What i would like to get is a new list with sub-list that have the index of the dates that are equal.

So the output should look like this [[3, 12,]].

I have try'd

count = 0
for i in range(len(dateList)):
    if i != x:
        if dateList[i][0] == dateList[x][0]:
            print(dateList[i][0], dateList[x][0])
    count  = 1

or

for i in range(len(dateList)):
    for x in range(len(dateList)):
       if 1!= x:  
         if dateList[i][0] == dateList[x][0]:
            print(dateList[i][0], dateList[x][0])

I understand why both are wrong, I used them to try to get my thoughts to the rigth answer. However I cant seem to find any solution.

CodePudding user response：

You can use a defaultdict to create a data structure keyed by the dates and whose values are the indices where those dates occur.

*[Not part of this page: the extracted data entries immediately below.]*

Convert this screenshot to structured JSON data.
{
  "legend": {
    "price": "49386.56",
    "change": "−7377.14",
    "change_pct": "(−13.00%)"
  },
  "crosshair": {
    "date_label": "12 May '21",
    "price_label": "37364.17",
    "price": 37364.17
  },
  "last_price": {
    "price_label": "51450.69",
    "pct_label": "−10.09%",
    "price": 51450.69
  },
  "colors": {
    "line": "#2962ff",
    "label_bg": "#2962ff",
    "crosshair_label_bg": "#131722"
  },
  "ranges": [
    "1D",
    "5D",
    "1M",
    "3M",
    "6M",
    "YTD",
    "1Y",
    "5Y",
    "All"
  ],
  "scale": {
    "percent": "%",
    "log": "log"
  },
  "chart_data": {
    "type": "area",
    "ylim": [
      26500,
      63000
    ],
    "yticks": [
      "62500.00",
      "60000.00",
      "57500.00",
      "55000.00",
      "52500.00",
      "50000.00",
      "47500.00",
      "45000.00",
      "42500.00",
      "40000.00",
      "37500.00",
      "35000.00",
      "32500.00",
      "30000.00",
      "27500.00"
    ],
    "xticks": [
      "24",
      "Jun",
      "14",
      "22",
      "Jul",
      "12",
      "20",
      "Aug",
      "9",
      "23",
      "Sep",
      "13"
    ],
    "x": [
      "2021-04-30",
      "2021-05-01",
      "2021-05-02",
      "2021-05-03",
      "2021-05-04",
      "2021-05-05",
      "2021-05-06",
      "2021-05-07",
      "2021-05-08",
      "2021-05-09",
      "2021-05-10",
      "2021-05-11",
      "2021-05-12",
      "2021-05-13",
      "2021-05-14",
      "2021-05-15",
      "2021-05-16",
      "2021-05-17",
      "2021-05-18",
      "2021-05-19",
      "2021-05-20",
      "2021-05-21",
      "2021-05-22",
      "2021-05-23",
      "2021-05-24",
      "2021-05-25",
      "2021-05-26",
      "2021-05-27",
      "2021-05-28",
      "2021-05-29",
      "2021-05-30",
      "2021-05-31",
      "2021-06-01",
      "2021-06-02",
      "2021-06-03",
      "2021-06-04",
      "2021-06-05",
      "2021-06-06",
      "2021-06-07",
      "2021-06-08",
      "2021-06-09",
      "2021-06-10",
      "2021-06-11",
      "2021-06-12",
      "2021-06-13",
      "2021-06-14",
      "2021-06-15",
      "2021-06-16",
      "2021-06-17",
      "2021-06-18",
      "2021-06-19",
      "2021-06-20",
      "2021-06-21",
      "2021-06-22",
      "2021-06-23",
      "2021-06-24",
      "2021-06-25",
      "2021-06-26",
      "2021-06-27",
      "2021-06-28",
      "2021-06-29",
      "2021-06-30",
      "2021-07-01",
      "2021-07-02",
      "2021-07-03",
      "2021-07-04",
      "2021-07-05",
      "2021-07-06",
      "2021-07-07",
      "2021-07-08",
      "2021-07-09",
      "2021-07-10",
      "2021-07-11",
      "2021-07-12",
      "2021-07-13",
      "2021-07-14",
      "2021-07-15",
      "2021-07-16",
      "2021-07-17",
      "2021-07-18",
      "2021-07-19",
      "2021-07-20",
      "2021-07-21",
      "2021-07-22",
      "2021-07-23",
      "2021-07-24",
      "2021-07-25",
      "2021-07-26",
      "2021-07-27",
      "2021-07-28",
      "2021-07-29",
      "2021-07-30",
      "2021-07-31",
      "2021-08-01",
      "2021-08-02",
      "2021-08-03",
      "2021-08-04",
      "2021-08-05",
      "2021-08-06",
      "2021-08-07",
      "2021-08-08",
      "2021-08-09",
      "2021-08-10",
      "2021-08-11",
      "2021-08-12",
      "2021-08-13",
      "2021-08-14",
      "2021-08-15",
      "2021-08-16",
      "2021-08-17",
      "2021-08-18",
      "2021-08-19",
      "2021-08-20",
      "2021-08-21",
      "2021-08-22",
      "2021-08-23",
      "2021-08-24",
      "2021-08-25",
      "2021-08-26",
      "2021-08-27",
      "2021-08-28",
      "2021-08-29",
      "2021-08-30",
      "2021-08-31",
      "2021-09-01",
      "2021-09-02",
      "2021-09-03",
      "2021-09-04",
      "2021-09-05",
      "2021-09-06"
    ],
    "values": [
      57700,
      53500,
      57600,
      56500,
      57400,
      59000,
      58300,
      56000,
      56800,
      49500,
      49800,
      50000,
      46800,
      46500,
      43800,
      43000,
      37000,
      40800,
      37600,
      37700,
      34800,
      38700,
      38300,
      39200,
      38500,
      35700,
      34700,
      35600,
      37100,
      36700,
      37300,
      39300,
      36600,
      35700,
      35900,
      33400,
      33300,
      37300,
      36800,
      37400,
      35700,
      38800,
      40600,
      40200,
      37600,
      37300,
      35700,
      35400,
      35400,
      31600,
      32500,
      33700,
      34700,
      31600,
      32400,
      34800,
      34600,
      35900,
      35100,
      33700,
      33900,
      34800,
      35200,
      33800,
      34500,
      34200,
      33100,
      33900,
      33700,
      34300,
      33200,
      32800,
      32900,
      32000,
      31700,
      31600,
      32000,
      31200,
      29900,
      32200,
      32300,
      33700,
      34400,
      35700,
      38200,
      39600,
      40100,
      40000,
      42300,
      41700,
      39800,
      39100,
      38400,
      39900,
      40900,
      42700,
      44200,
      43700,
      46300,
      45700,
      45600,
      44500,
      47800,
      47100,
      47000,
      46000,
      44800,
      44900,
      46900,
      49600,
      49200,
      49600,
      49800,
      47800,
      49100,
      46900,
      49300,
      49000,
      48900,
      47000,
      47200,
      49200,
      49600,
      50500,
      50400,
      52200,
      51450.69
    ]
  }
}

Once you create such a thing, you can iterate over its values, selecting the ones which have more than one entry:

from collections import defaultdict

date_list = [["2022-01-01", 3], ["2010-01-01", 1], ["2022-01-01", 12]]

d = defaultdict(list)

for i,date_pair in enumerate(date_list):
    date = date_pair[0]
    d[date].append(i)

duplicates = [v for v in d.values() if len(v) > 1]

print(duplicates) #[[0,2]]